Non seulement le PS ne propose pas d’augmenter le SMIC nominal comme le demandent les syndicats, mais il ne propose pas plus de rattraper dès 2012 la perte de pouvoir d’achat du SMIC depuis 10 ans. Ce rattrapage se fera dans la durée de la mandature, laissant les familles dans la difficulté. Pire, pour « soutenir le pouvoir d’achat », il se contente de « limiter les dépenses des ménages » (p. 20) en jouant essentiellement sur l’encadrement des loyers, en développant les énergies renouvelables et en instaurant des tarifs sociaux au gaz et à l’électricité !!!!

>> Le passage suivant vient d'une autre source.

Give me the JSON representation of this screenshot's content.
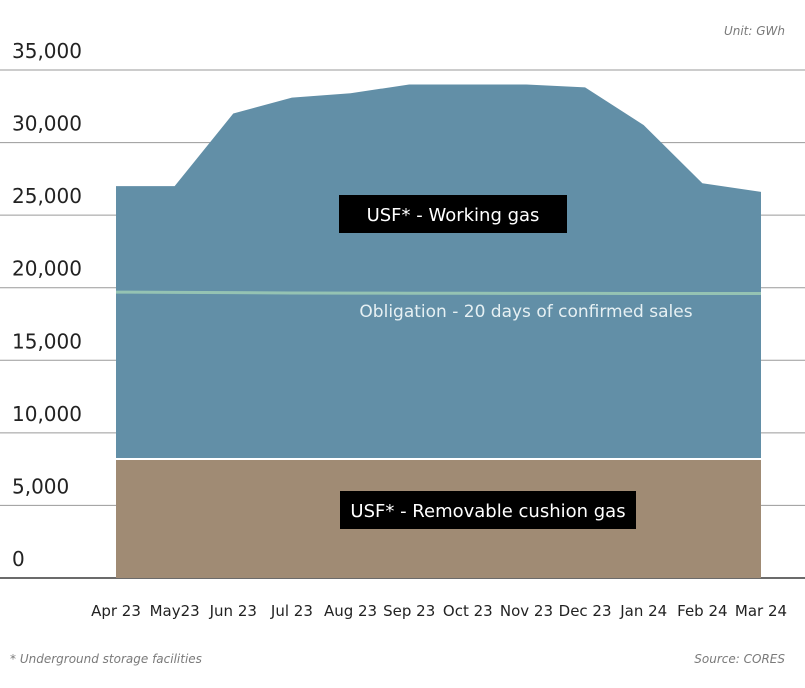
{
  "unit_note": "Unit: GWh",
  "footnote": "* Underground storage facilities",
  "source": "Source: CORES",
  "colors": {
    "working_gas": "#628fa7",
    "cushion_gas": "#a08b74",
    "obligation_line": "#95c3b3",
    "grid": "#9a9a9a",
    "label_box": "#000000",
    "label_text": "#ffffff",
    "obligation_text": "#e6f0f3"
  },
  "chart_data": {
    "type": "area",
    "x": [
      "Apr 23",
      "May23",
      "Jun 23",
      "Jul 23",
      "Aug 23",
      "Sep 23",
      "Oct 23",
      "Nov 23",
      "Dec 23",
      "Jan 24",
      "Feb 24",
      "Mar 24"
    ],
    "ylim": [
      0,
      35000
    ],
    "yticks": [
      0,
      5000,
      10000,
      15000,
      20000,
      25000,
      30000,
      35000
    ],
    "ytick_labels": [
      "0",
      "5,000",
      "10,000",
      "15,000",
      "20,000",
      "25,000",
      "30,000",
      "35,000"
    ],
    "grid": true,
    "series": [
      {
        "name": "USF* - Removable cushion gas",
        "values": [
          8200,
          8200,
          8200,
          8200,
          8200,
          8200,
          8200,
          8200,
          8200,
          8200,
          8200,
          8200
        ]
      },
      {
        "name": "USF* - Working gas",
        "total_values": [
          27000,
          27000,
          32000,
          33100,
          33400,
          34000,
          34000,
          34000,
          33800,
          31200,
          27200,
          26600
        ]
      }
    ],
    "obligation": {
      "name": "Obligation - 20 days of confirmed sales",
      "values": [
        19700,
        19680,
        19660,
        19640,
        19630,
        19620,
        19620,
        19610,
        19610,
        19600,
        19600,
        19600
      ]
    }
  }
}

En fait, ce renoncement à la revalorisation du SMIC est aussi un renoncement à l’augmentation générale des salaires qu’il est susceptible d’induire. Le PS n’envisage pas d’exiger du capital une autre répartition des richesses produites dans l’entreprise, mais simplement de partager la misère entre travailleurs.

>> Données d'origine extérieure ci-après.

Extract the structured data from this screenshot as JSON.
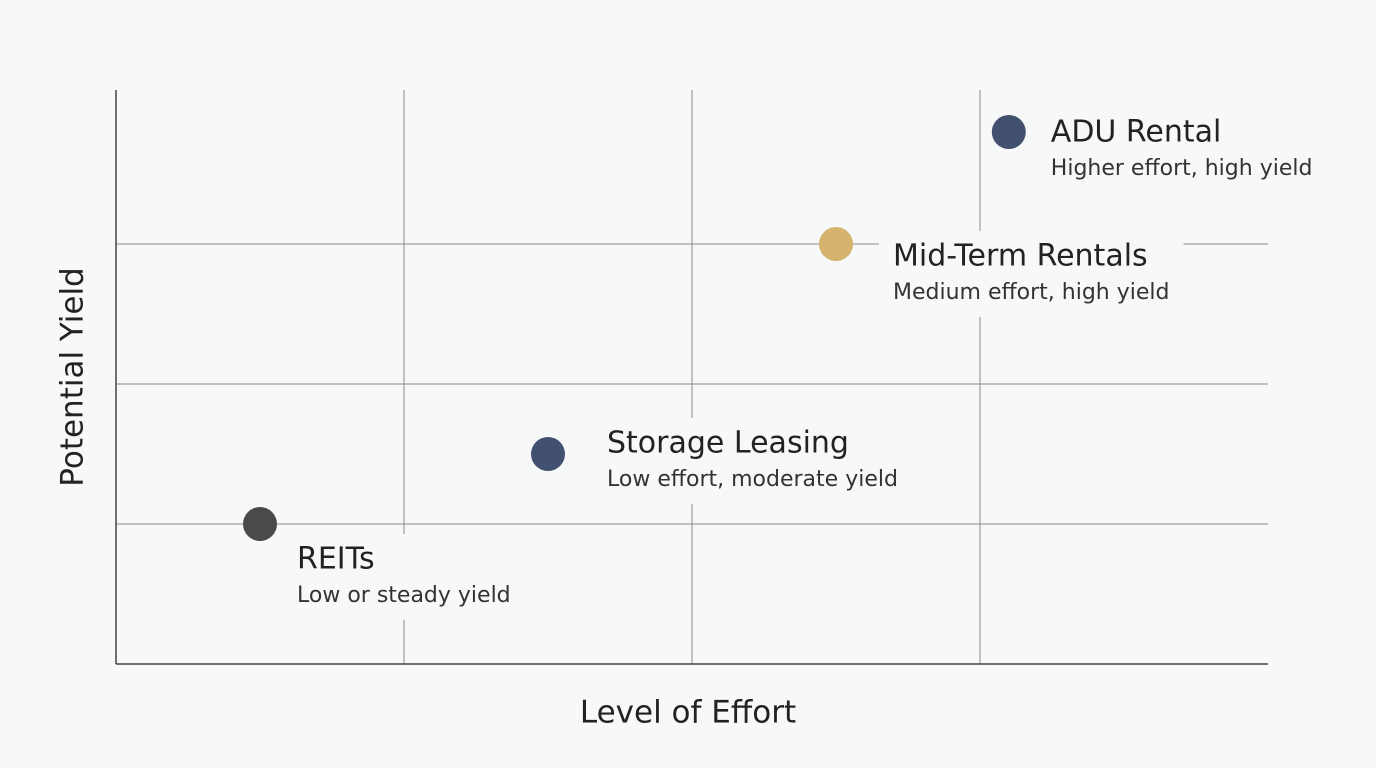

Au final, ce projet du PS fait l’effet d’un repas au Fouquet’s. On y entre avec l’appétit, on en sort avec la faim. On devait y trouver les bases d’un changement de civilisation, on constate un projet d’alternance politique.

Les fondements de la situation de l’emploi ne sont pas mis en cause. Les questions relatives au travail proprement dit, à son organisation dans l’entreprise et aux modalités d’une participation des travailleurs aux choix de développement de l’entreprise, à la forme du contrat de travail, à la rémunération des travailleurs, à leur qualification et à leur formation, et au final à l’articulation entre tous ces paramètres, ne sont pas traitées sur le fond.

Et pour cause, chaque proposition est formulée pour être compatible avec le projet Europe 2020 de la Commission européenne dont l’ambition se résume à augmenter le taux d’emploi dans chaque pays membre, ou compatible avec les injonctions du traité de Lisbonne et du Pacte pour l’Euro dont l’objectif est de limiter l’évolution de la masse salariale au taux d’accroissement de la productivité apparente du travail.

Alors que monte en Europe une véritable révolte contre les politiques d’austérité imposées par l’UE, la BCE, le FMI et les marchés financiers, l’espoir d’une autre civilisation aurait consisté, en matière d’emploi, en l’élaboration des conditions d’un dépassement du marché du travail par la constitution progressive d’un système de sécurité d’emploi ou de formation. Ce dernier visant à assurer à chacune et à chacun, soit un emploi soit une formation rémunérée, pour revenir par la suite à un meilleur emploi, avec une continuité de bons revenus et droits et avec des passages d’une activité professionnelle à une autre, des rotations emploi/formation, maîtrisées par les intéressés.